AKCJA NIEPOSŁUSZEŃSTWA OBYWATELSKIEGO - zgłoszenie
Nie zgadzam się na degradacje zdrowego rozsądku.
Franciszku, napisałem chyba wyraźnie. Prawo należy przestrzegać i JE ZMIENIAĆ !!!, a nie omijać. Oczywiście, że prawo ma być dla ludzi. Tak kolokwialnie rozumując te słowa, myśliwi powiedzą, że chcieliby strzelać do wszystkiego, co się rusza i prawo im to ogranicza. Jeszcze raz. To, co nas dotyczy mnie się nie podoba i należy to zmieniać. Pytanie, kto i w jakim kierunku? Ja ma swoje zdanie, a tu na forum widzę, co najmniej kilka różnych wersji.

Andrzeju, z którego punktu widzenia, kościelnego czy konsumenta? I znowu będą dwa obozy, jednych za a drugich przeciw. Taka nasza natura.

Niektórzy jeszcze żyją minioną epoką i nie mogą się wyzbyć wewnętrznego buntu przed wszystkim, co ich otacza. A Polska była trochę inna 40 lat temu, ja przynajmniej widzę zasadnicze różnice i jestem z nich zadowolony. A to, że chcę więcej to muszę się postarać.
Wydaje mnie się, że po to Bozia dała główkę, rączki i inteligencję, aby z nich korzystać w celu zdobywania tego, co jest nam potrzebne.
Ograniczanie się do siedzenia i narzekania to trochę jakby nie przystoi.
Najważniejsze jest określenie celu. Moim celem nie jest wcale zmiana prawa, ale spokojna praca na mojej stacji w warunkach takich, jakie mnie pasują. Chciałem 500 W, to od bardzo dawna je mam. Będę chciał 1,5 kW, można je mieć. Chcę mieć 20 anten, będę je miał, itd.

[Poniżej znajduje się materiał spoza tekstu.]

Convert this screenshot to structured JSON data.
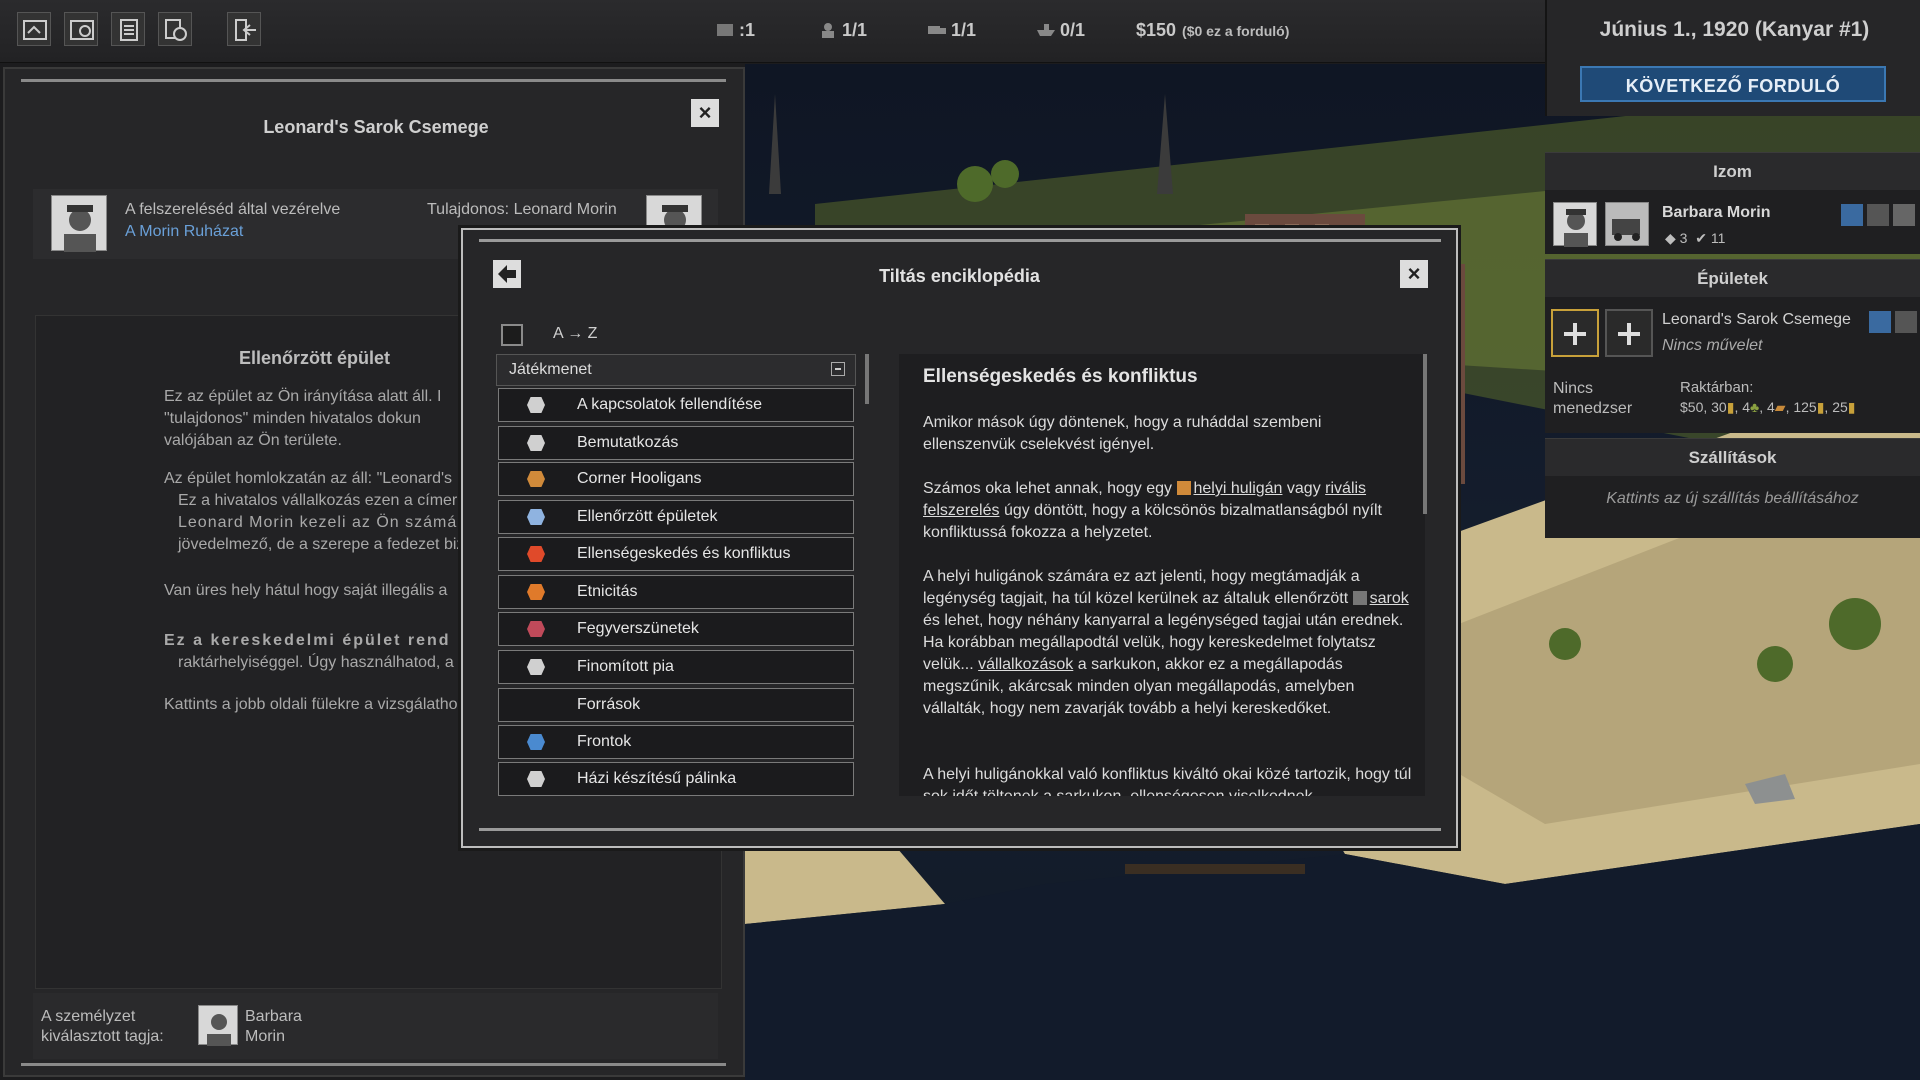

Prawo mnie się nie podobało, to coś zrobiłem, aby usunąć z niego to, co było dla mnie najgroźniejsze i chociaż w części było do zaakceptowania na tę chwilę. To, że dalej mi się nie podoba, to w najprostszy możliwy sposób je wypełniam i robię coś dalej, aby je zmienić. Jak uznam, że nakład pracy na wypełnienie prawa jest mniejszy niż na jego zmiany, to nie będę widział żadnego celu w walce o jego zmianę. Proste i pragmatyczne. We wszystkim musi być cel, inaczej po co to robić?
Jeżeli, komuś coś się nie podoba, to niech coś robi w tym kierunku. Niestety, ci co nic nie robią nigdy niczego nie osiągają. Nie bardzo widzę możliwość osiągnięcia czegokolwiek poprzez tylko gadulstwo na tym, czy innym forum.
Tomek VS pokazuje, jak można działać skutecznie, lokalnie. Inni dostają pisma i „płaczą”. Każdy wybiera najlepszą drogę dla siebie.
Charakter rozmowy Tomka z WIOŚ jest dokładnie taki sam jak mój w WIOŚ we Wrocławiu 2-3 lata temu. Pisałem już o tym nie raz. Dopóki ktoś urzędowi nie nadepnie na piętę to nie będzie nic robił. Ale jak nadepnie i urząd nie znajdzie w dokumentach tego, co tam powinno być to cos musi się stać.

Jeszcze do SQ9SBA, nie wiem czy przeczytałeś sobie wszystkie ustawy w tym temacie. Jest, co najmniej kilka podstaw prawnych do żądania od nas takich czy innych dokumentów, a w tym wspomnianych przez Tomka oświadczeń. Wiem, że kilku Kolegów musiało już coś takiego składać w różnych miejscach Polski. I zmiana ostatniego rozporządzenia nic w tym nie pomoże. Musielibyśmy być wykluczeni ze społeczeństwa. A chyba nie o to nam chodzi?